Background Urinary tract infection (UTI) is a prevalent bacterial infection impacting a significant number of individuals globally. The rise in multidrug-resistant (MDR) E. coli strains as the predominant cause of UTIs presents a substantial public health concern and poses a challenge to existing antibiotic treatments. This study introduces an innovative and sustainable therapeutic approach utilizing rosemary oil nanophytosomes as a targeted drug delivery system to address biofilms in UTIs induced by MDR E. coli. Method Seventy clinically identified E. coli isolates from UTI patients were used for this study. Nanophytosomes were formulated with chitosan (CS) and nanostructured lipid carriers. CS-nanophytosomes were lyophilized to evaluate the storage stability. In vivo study included 40 female Wistar rats with daily treatment over seven days. For all the statistical tests, differences were considered significant at p < 0.01 and highly significant at p < 0.001. Results CS-nanophytosomes demonstrated a particle size of 176.70 +/- 12.30 nm with a substantial antibiofilm efficacy against MDR E. coli.
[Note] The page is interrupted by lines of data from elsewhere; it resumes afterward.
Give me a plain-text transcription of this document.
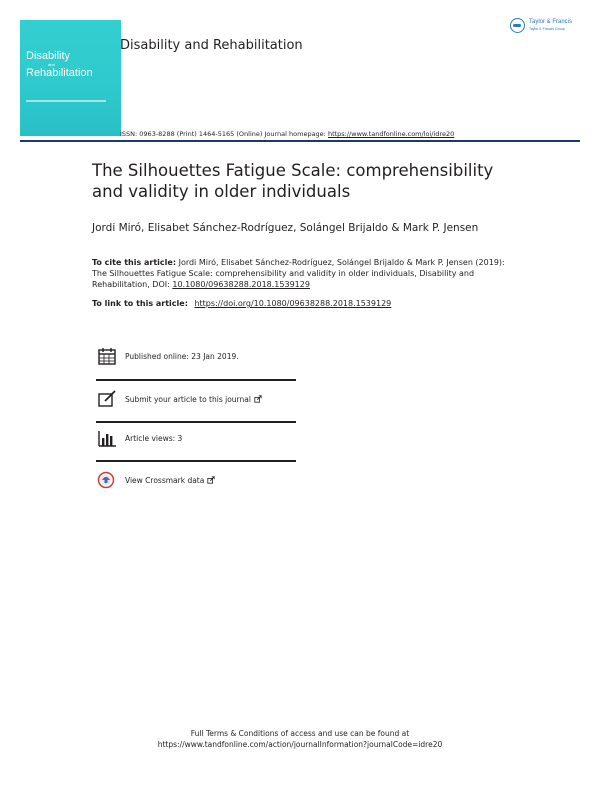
Disability
and
Rehabilitation
Disability and Rehabilitation
Taylor & Francis
Taylor & Francis Group
ISSN: 0963-8288 (Print) 1464-5165 (Online) Journal homepage: https://www.tandfonline.com/loi/idre20
The Silhouettes Fatigue Scale: comprehensibility
and validity in older individuals
Jordi Miró, Elisabet Sánchez-Rodríguez, Solángel Brijaldo & Mark P. Jensen
To cite this article: Jordi Miró, Elisabet Sánchez-Rodríguez, Solángel Brijaldo & Mark P. Jensen (2019): The Silhouettes Fatigue Scale: comprehensibility and validity in older individuals, Disability and Rehabilitation, DOI: 10.1080/09638288.2018.1539129
To link to this article: https://doi.org/10.1080/09638288.2018.1539129
Published online: 23 Jan 2019.
Submit your article to this journal
Article views: 3
View Crossmark data
Full Terms & Conditions of access and use can be found at
https://www.tandfonline.com/action/journalInformation?journalCode=idre20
High entrapment efficiency was ascertained with 93.12 +/- 1.05%. The drug release study showed that the pure rosemary oil exhibited a notably lower release of 35.4 +/- 2.36% over 48 h. In contrast, the CS-nanophytosomes and lyophilized CS-nanophytosomes displayed significantly higher release percentages of 58.6 +/- 3.69% and 56.9 +/- 5.01%, respectively, compared to the pure rosemary oil of 35.4 +/- 2.36% over 48 h. The in vivo study indicated that nanophytosomes successfully reduced the bacterial load in the urine, bladder, and kidney tissues of mice infected with MDR E. coli, while also lowering the levels of inflammatory cytokines and oxidative stress markers in serum and urine samples. Additionally, the nanophytosomes improved histopathological changes in bladder and kidney tissues caused by UTI without causing any toxicity or adverse effects on kidney function or hematological parameters. Conclusion Our research introduces a cost-effective and innovative approach to addressing UTIs caused by MDR E. coli by the use of rosemary oil, a natural antimicrobial agent encapsulated in nanophytosomes. This strategy not only demonstrates proven therapeutic efficacy in UTI animal models but also promotes the adoption of sustainable medical approaches. CS-nanophytosomes provides a sustainable alternative therapeutic option to combat MDR UTIs.